それでも思わず、胸の中の唯の背に、腕を通していた。
今まで、何度も感じられた暖かさ。
唯の頬を伝わる涙が、誠のスーツをぬらす。
それでも、こんなヘタレな自分を愛してくれて、嬉しかった。
自分が、言葉だけでなくこの子を愛したことも、間違っていなかったような気がした。
同時に、胃が重苦しくなってくる。
これから自分も辛いこと、でも言わなければいけないことを言う必要があるのだから。
その中で、憂の暗い表情と視線がジンジン感じられたのが気になったが。
ムギは2人と憂を、興味深げにかわるがわる見た後、
「じゃあ私、沢越止を連行しますので」
休憩所からムギは、止とSPたちと一緒に去って行った。
唯を誠と2人きりにした方がいいと思ったからだった。
「あ、もしもし……誰です? ……え、HTTファンクラブに入りたい人がいる?」
小さくムギの声が、聞こえた。
SP達が去ったあとで、唯と誠、そして憂は3人だけになった。
「伊藤君、お姉ちゃん……」
憂の声は低い。表情もどんよりしている。
不気味に、沈黙が流れた……。
「……憂。
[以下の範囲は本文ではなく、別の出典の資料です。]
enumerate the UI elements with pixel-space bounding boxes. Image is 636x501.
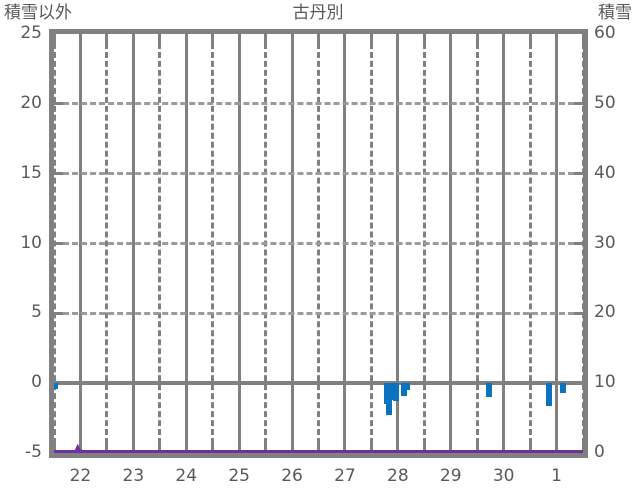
tick-top xyxy=(528,34,532,43)
x-axis-tick-label: 26 xyxy=(281,466,303,486)
tick-top xyxy=(475,34,479,43)
x-axis-tick-label: 23 xyxy=(122,466,145,486)
tick-bottom xyxy=(158,444,162,453)
tick-top xyxy=(264,34,268,43)
x-axis-tick-label: 25 xyxy=(228,466,250,486)
tick-bottom xyxy=(369,444,373,453)
tick-top xyxy=(211,34,215,43)
tick-top xyxy=(422,34,426,43)
x-axis-tick-label: 24 xyxy=(175,466,198,486)
right-axis-tick-label: 50 xyxy=(594,92,616,113)
tick-top xyxy=(317,34,320,43)
right-axis-tick-label: 0 xyxy=(594,442,605,462)
bar-precipitation xyxy=(545,383,552,406)
tick-right xyxy=(574,311,583,315)
bar-precipitation xyxy=(393,383,400,402)
tick-left xyxy=(54,172,63,176)
x-axis-tick-label: 29 xyxy=(439,466,462,486)
tick-bottom xyxy=(105,444,109,453)
right-axis-tick-label: 40 xyxy=(594,162,616,183)
left-axis-tick-label: 20 xyxy=(20,92,42,113)
x-axis-tick-label: 1 xyxy=(551,466,562,486)
gridline-horizontal xyxy=(54,172,583,176)
gridline-zero xyxy=(54,381,583,386)
gridline-horizontal xyxy=(54,242,583,245)
tick-left xyxy=(54,311,63,315)
bar-precipitation xyxy=(387,383,394,400)
left-axis-title: 積雪以外 xyxy=(4,3,72,23)
plot-area xyxy=(49,29,588,458)
tick-top xyxy=(581,34,583,43)
tick-left xyxy=(54,381,63,385)
tick-bottom xyxy=(54,444,56,453)
left-axis-tick-label: 25 xyxy=(20,23,42,43)
bar-precipitation xyxy=(54,383,59,389)
left-axis-tick-label: 5 xyxy=(31,302,42,323)
tick-bottom xyxy=(211,444,215,453)
x-axis-tick-label: 22 xyxy=(69,466,92,486)
tick-bottom xyxy=(475,444,479,453)
tick-bottom xyxy=(317,444,320,453)
plot-inner xyxy=(54,34,583,453)
tick-right xyxy=(574,381,583,385)
bar-precipitation xyxy=(560,383,567,393)
tick-top xyxy=(54,34,56,43)
left-axis-tick-label: 10 xyxy=(20,232,42,253)
right-axis-tick-label: 20 xyxy=(594,302,616,323)
tick-bottom xyxy=(528,444,532,453)
bar-precipitation xyxy=(401,383,408,396)
bar-precipitation xyxy=(404,383,411,391)
tick-top xyxy=(369,34,373,43)
tick-left xyxy=(54,242,63,245)
tick-top xyxy=(158,34,162,43)
tick-right xyxy=(574,102,583,106)
tick-top xyxy=(105,34,109,43)
right-axis-tick-label: 10 xyxy=(594,372,616,393)
tick-bottom xyxy=(264,444,268,453)
bar-precipitation xyxy=(486,383,493,398)
x-axis-tick-label: 30 xyxy=(492,466,515,486)
left-axis-tick-label: -5 xyxy=(25,442,42,462)
snow-depth-line xyxy=(54,450,583,453)
right-axis-tick-label: 30 xyxy=(594,232,616,253)
left-axis-tick-label: 15 xyxy=(20,162,42,183)
tick-right xyxy=(574,172,583,176)
snow-depth-bump xyxy=(73,443,82,452)
left-axis-tick-label: 0 xyxy=(31,372,42,393)
page-title: 古丹別 xyxy=(292,3,344,23)
tick-bottom xyxy=(581,444,583,453)
right-axis-title: 積雪 xyxy=(598,3,632,23)
snow-depth-bump xyxy=(77,449,86,452)
x-axis-tick-label: 28 xyxy=(387,466,409,486)
x-axis-tick-label: 27 xyxy=(334,466,356,486)
tick-left xyxy=(54,102,63,106)
right-axis-tick-label: 60 xyxy=(594,23,616,43)
tick-right xyxy=(574,242,583,245)
gridline-horizontal xyxy=(54,311,583,315)
tick-bottom xyxy=(422,444,426,453)
gridline-horizontal xyxy=(54,102,583,106)
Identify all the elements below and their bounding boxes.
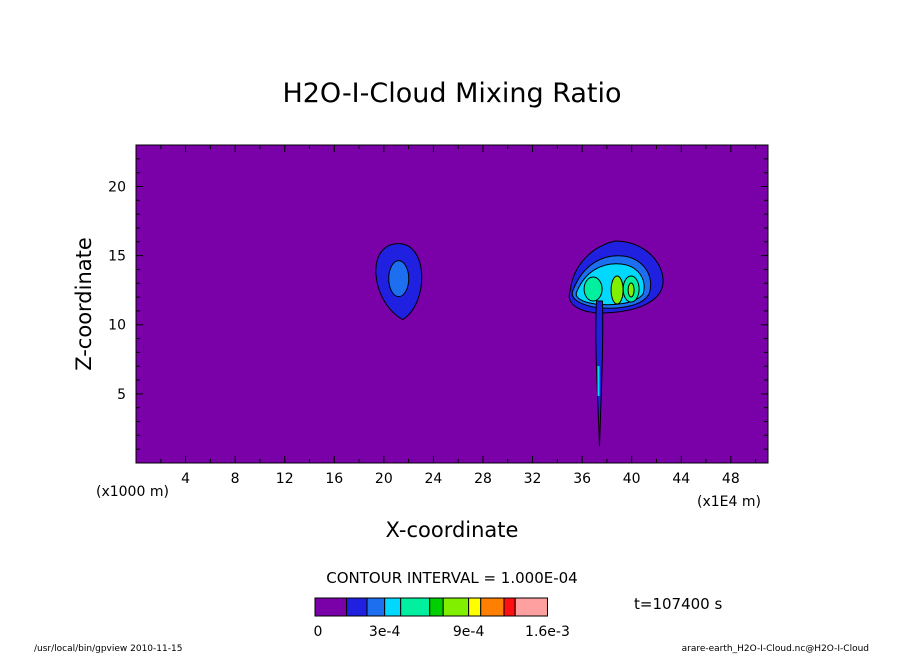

ちょっと場を離れてくれる? マコちゃんと、2人で話がしたいから……」
唯が誠に抱きついたまま、憂に声をかけた。
「……でも、お姉ちゃん、沢越止に襲われてショックだと思うし……」
憂の表情は、浮かない。
「大丈夫だよ。マコちゃんと2人でいれば、心が落ち着くし」
するとムギが踵を返して戻って来て、ぐっと強く憂の腕をつかむ。
「今は2人きりで、話をさせてあげましょう」
「でも……」
「あとはもう、2人の思いにゆだねるべきよ。大丈夫。伊藤さんは悪い人じゃないし。唯ちゃんも、私達より伊藤さんといた方が落ち着くみたいだし。まかせましょうよ……」
憂は暗い顔でうなずくと、ムギと一緒に休憩所を離れていった。
ガヤガヤと、外は相変わらず話し声が聞こえている。
外側のにぎやかさとは対照的に、体育館では静かな時間が流れていた。
七海一派は、まだ戻らないようだ。
ムギからメールが届き、澪達は、止が逮捕されたことを知った。
ようやく皆、安堵の表情になれた。